Facing this crisis, Hyperliquid took quick action. The validator group held an emergency meeting. They voted to delist JELLY perpetual futures from the platform.
After evidence of suspicious market activity, the validator set convened and voted to delist JELLY perps.
All users apart from flagged addresses will be made whole from the Hyper Foundation. This will be done automatically in the coming days based on onchain data. There is no…
— Hyperliquid (@HyperliquidX) March 26, 2025
They also adjusted JELLY’s oracle price to $0.0095 per token. All open positions related to JELLY were closed at this price.
These actions allowed HLP to avoid major losses. In fact, the vault secured a net profit of $700,000. Hyper Foundation promised to compensate affected users, except for wallets involved in the manipulation.
Centralization Concerns
While many praised Hyperliquid’s quick response, others raised concerns. The decision to delist JELLY and adjust its price seemed to contradict the idea of a truly decentralized exchange.
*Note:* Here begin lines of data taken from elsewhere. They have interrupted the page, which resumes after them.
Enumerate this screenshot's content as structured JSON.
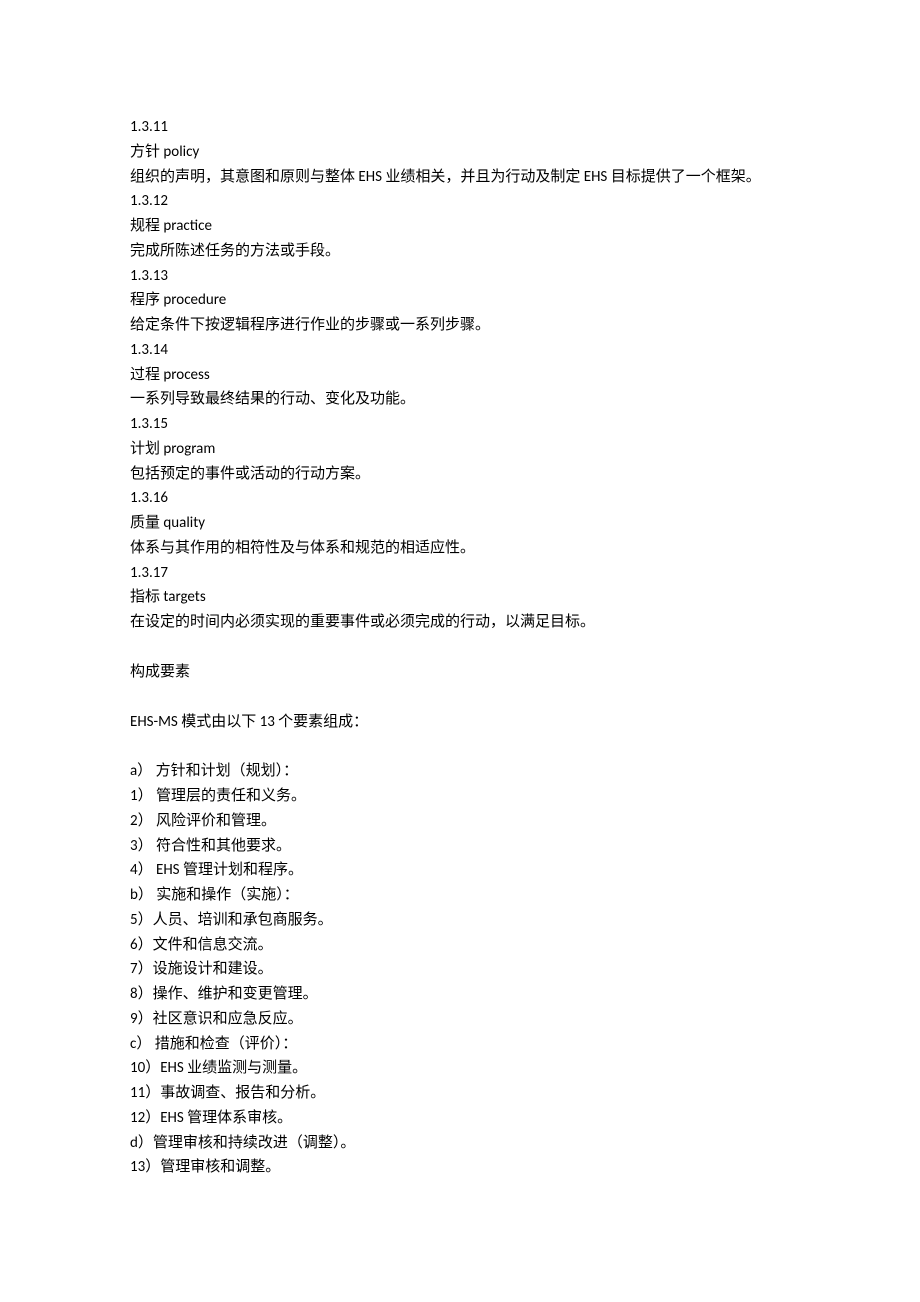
{
  "definitions": [
    {
      "number": "1.3.11",
      "term_cn": "方针",
      "term_en": "policy",
      "description": "组织的声明，其意图和原则与整体 EHS 业绩相关，并且为行动及制定 EHS 目标提供了一个框架。"
    },
    {
      "number": "1.3.12",
      "term_cn": "规程",
      "term_en": "practice",
      "description": "完成所陈述任务的方法或手段。"
    },
    {
      "number": "1.3.13",
      "term_cn": "程序",
      "term_en": "procedure",
      "description": "给定条件下按逻辑程序进行作业的步骤或一系列步骤。"
    },
    {
      "number": "1.3.14",
      "term_cn": "过程",
      "term_en": "process",
      "description": "一系列导致最终结果的行动、变化及功能。"
    },
    {
      "number": "1.3.15",
      "term_cn": "计划",
      "term_en": "program",
      "description": "包括预定的事件或活动的行动方案。"
    },
    {
      "number": "1.3.16",
      "term_cn": "质量",
      "term_en": "quality",
      "description": "体系与其作用的相符性及与体系和规范的相适应性。"
    },
    {
      "number": "1.3.17",
      "term_cn": "指标",
      "term_en": "targets",
      "description": "在设定的时间内必须实现的重要事件或必须完成的行动，以满足目标。"
    }
  ],
  "elements_heading": "构成要素",
  "elements_intro": "EHS-MS 模式由以下 13 个要素组成：",
  "elements_list": [
    "a）  方针和计划（规划）：",
    "1）  管理层的责任和义务。",
    "2）  风险评价和管理。",
    "3）  符合性和其他要求。",
    "4）  EHS 管理计划和程序。",
    "b）  实施和操作（实施）：",
    "5）人员、培训和承包商服务。",
    "6）文件和信息交流。",
    "7）设施设计和建设。",
    "8）操作、维护和变更管理。",
    "9）社区意识和应急反应。",
    "c）  措施和检查（评价）：",
    "10）EHS 业绩监测与测量。",
    "11）事故调查、报告和分析。",
    "12）EHS 管理体系审核。",
    "d）管理审核和持续改进（调整）。",
    "13）管理审核和调整。"
  ]
}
Hyperliquid defended its actions on social media platform X. They said validators had a responsibility to intervene to protect system integrity. However, they admitted they needed more transparency in their voting process.
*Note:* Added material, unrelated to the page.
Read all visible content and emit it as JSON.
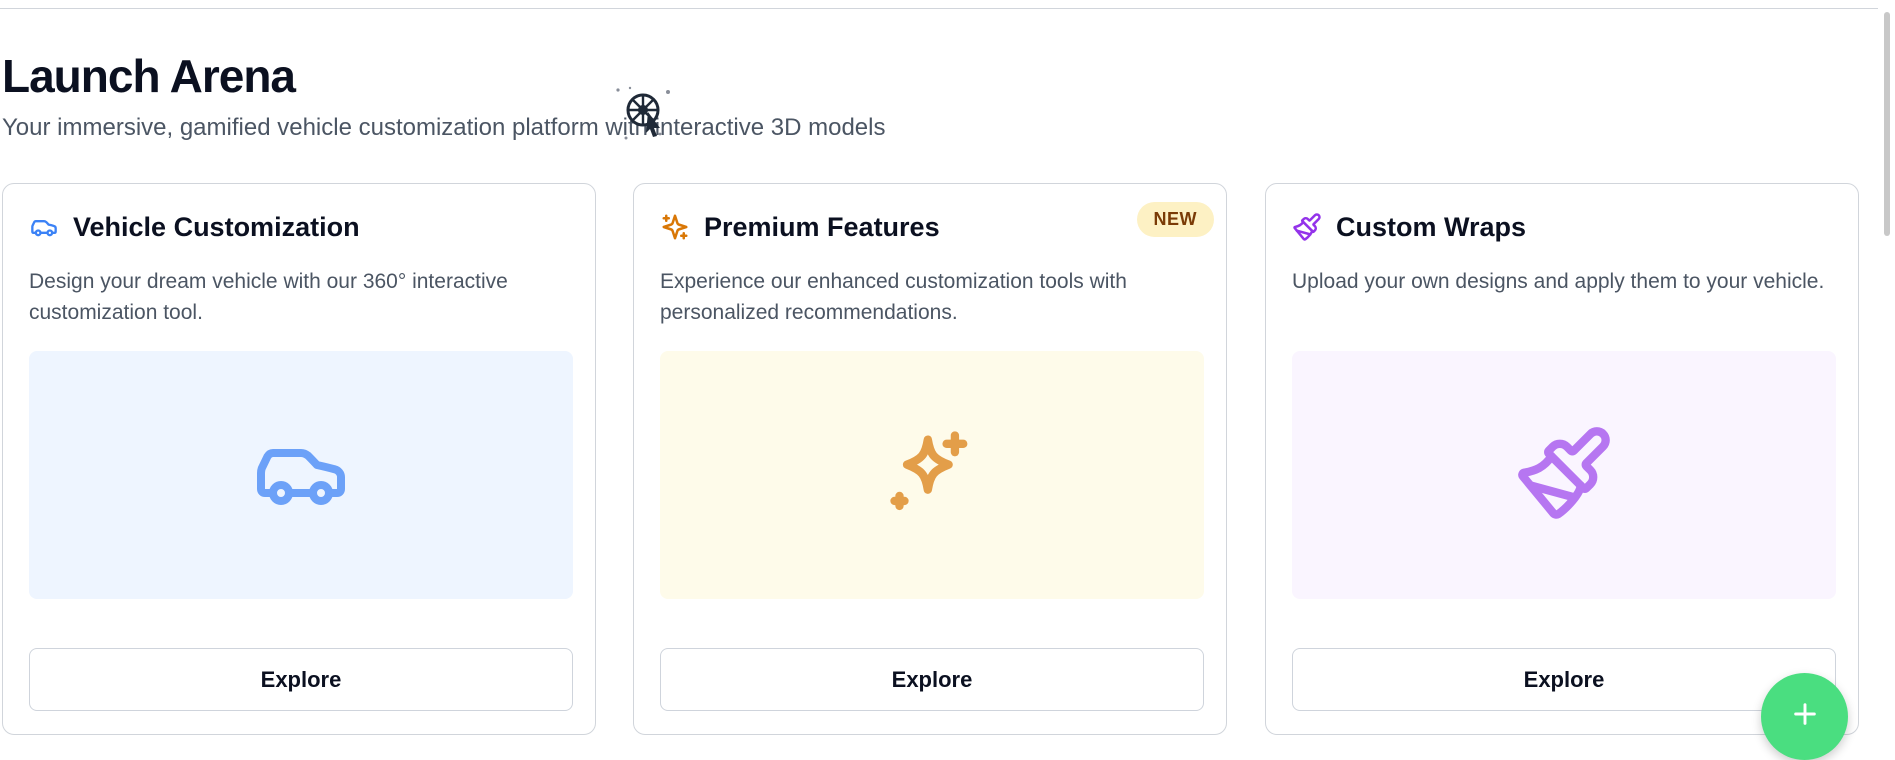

Gracy Chen, CEO of Bitget, was among the harshest critics. She compared Hyperliquid to “FTX 2.0,” referring to the failed exchange run by Sam Bankman-Fried. Chen called Hyperliquid’s handling of the situation “immature, unethical, and unprofessional.”
#Hyperliquid may be on track to become #FTX 2.0.
The way it handled the $JELLY incident was immature, unethical, and unprofessional, triggering user losses and casting serious doubts over its integrity. Despite presenting itself as an innovative decentralized exchange with a…
— Gracy Chen @Bitget (@GracyBitget) March 26, 2025
She pointed out problems with Hyperliquid’s mixed vault mechanism. This structure, she argued, puts users at a disadvantage. Combined with a lack of KYC/AML compliance, it raises serious regulatory concerns.
The attack had real financial impact. The total value of the HLP fund dropped from $283 million before the attack to $190 million afterward. Meanwhile, Hyperliquid’s HYPE token fell 6% in value.
The incident highlights the challenge Hyperliquid faces. They must balance true decentralization with the need to prevent market manipulation. The listing of an illiquid token like JELLY, whose supply can be controlled through decentralized exchanges, created a vulnerability that was exploited.
This serves as a harsh lesson for the platform. It shows the risks of listing low-cap tokens on a decentralized exchange without proper safeguards. It also raises questions about what “decentralized” really means when validators can step in to change prices and delist tokens.
As the crypto community watches, Hyperliquid must now rebuild trust. Their response to this crisis will shape perceptions of whether they truly offer a decentralized alternative or are simply repeating the mistakes of past centralized platforms.